Q-exponential distribution

q-exponential distribution

Probability density function
Parameters	${\displaystyle q<2}$ shape (real) ${\displaystyle \lambda >0}$ rate (real)
Support	${\displaystyle x\in [0,\infty ){\text{ for }}q\geq 1}$ ${\displaystyle x\in \left[0,{\frac {1}{\lambda (1-q)}}\right){\text{ for }}q<1}$
PDF	${\displaystyle (2-q)\lambda e_{q}^{-\lambda x}}$
CDF	${\displaystyle 1-e_{q'}^{-\lambda x/q'}{\text{ where }}q'={\frac {1}{2-q}}}$
Mean	${\displaystyle {\frac {1}{\lambda (3-2q)}}{\text{ for }}q<{\frac {3}{2}}}$ Otherwise undefined
Median	${\displaystyle {\frac {-q'\ln _{q'}(1/2)}{\lambda }}{\text{ where }}q'={\frac {1}{2-q}}}$
Mode	0
Variance	${\displaystyle {\frac {q-2}{(2q-3)^{2}(3q-4)\lambda ^{2}}}{\text{ for }}q<{\frac {4}{3}}}$
Skewness	${\displaystyle {\frac {2}{5-4q}}{\sqrt {\frac {3q-4}{q-2}}}{\text{ for }}q<{\frac {5}{4}}}$
Excess kurtosis	${\displaystyle 6{\frac {-4q^{3}+17q^{2}-20q+6}{(q-2)(4q-5)(5q-6)}}{\text{ for }}q<{\frac {6}{5}}}$

The q-exponential distribution is a probability distribution arising from the maximization of the Tsallis entropy under appropriate constraints, including constraining the domain to be positive.

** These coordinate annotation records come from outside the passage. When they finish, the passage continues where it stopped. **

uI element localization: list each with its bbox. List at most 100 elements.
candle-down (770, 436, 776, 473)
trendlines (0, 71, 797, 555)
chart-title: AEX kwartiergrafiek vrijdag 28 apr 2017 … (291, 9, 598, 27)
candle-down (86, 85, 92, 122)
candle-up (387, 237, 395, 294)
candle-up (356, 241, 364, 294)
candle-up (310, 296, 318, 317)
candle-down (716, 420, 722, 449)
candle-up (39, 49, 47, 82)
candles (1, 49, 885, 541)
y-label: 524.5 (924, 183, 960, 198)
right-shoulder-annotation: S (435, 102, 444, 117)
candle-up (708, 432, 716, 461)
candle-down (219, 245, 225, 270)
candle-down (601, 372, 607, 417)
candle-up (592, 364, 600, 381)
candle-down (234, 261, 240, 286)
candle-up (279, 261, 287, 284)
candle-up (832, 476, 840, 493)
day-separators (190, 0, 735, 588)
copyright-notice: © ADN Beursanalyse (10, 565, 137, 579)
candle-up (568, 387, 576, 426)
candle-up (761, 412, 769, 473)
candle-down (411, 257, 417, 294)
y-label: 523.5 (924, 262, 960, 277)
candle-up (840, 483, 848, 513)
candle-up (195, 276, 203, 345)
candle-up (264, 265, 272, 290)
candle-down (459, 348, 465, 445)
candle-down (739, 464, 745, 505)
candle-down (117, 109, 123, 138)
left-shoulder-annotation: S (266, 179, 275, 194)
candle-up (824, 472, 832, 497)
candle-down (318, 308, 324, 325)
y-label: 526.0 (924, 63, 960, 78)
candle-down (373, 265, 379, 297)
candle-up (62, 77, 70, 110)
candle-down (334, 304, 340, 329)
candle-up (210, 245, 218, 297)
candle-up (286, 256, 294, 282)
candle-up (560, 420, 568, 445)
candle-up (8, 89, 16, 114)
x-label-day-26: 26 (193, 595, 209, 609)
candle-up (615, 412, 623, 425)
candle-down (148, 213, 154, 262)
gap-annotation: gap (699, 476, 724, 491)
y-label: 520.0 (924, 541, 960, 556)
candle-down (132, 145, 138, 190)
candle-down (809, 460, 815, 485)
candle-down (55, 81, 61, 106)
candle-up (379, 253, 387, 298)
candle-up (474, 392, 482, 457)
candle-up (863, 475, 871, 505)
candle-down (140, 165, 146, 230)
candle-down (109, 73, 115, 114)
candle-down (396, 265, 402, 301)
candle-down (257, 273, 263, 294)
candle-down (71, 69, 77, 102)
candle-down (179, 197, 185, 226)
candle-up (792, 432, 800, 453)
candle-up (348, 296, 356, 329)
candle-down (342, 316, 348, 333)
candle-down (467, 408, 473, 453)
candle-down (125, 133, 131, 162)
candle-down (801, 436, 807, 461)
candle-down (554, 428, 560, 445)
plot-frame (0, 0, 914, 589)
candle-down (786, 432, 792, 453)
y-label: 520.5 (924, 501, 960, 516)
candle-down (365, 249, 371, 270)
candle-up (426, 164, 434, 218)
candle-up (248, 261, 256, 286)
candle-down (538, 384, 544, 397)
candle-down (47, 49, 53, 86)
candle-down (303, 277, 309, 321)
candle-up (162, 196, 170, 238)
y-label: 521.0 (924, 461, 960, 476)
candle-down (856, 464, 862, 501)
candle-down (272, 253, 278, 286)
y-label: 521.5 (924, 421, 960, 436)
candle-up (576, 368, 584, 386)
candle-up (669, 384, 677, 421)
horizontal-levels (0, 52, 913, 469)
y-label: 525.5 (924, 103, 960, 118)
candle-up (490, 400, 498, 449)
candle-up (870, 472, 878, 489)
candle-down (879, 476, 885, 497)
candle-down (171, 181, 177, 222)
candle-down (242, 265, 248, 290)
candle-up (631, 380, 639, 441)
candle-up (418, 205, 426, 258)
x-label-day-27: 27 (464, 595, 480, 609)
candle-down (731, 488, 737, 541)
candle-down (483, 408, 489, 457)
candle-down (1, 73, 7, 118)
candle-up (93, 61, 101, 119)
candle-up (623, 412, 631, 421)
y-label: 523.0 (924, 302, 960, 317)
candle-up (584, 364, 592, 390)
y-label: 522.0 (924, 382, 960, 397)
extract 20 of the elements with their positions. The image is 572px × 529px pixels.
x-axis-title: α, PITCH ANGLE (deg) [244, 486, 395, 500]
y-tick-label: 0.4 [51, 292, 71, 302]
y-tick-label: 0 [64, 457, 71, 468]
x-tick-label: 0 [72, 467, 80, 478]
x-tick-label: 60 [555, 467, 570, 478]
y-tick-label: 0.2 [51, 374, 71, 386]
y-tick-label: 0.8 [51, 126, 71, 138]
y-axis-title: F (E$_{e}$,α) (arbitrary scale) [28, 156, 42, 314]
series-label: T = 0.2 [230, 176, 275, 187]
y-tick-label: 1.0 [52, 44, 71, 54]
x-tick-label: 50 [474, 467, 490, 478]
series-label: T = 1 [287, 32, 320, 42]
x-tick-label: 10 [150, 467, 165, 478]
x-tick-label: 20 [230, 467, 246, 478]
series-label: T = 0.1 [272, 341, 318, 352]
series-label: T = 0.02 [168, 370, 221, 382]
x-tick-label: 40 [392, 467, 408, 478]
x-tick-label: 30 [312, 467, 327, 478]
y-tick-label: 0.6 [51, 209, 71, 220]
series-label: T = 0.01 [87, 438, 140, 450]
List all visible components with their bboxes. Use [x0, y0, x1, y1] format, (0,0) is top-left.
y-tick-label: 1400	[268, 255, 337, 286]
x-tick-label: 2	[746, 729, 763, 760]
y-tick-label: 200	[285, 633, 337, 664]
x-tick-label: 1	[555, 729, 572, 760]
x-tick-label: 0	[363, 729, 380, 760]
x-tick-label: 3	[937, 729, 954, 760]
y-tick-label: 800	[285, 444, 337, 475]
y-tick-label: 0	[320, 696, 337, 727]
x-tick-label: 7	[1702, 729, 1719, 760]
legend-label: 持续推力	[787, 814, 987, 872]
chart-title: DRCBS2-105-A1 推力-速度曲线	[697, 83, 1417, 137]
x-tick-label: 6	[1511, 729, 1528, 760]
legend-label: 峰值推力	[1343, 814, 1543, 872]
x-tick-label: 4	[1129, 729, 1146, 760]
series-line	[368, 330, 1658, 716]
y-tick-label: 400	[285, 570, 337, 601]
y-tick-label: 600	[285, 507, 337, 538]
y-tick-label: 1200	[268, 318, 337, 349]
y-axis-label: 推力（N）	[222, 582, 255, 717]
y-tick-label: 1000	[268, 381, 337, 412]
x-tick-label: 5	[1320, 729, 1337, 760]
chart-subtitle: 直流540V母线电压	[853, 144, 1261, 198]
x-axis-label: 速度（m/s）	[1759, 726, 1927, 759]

It is one example of a Tsallis distribution. The q-exponential is a generalization of the exponential distribution in the same way that Tsallis entropy is a generalization of standard Boltzmann–Gibbs entropy or Shannon entropy.^[1] The exponential distribution is recovered as ${\displaystyle q\rightarrow 1.}$

Originally proposed by the statisticians George Box and David Cox in 1964,^[2] and known as the reverse Box–Cox transformation for ${\displaystyle q=1-\lambda ,}$ a particular case of power transform in statistics.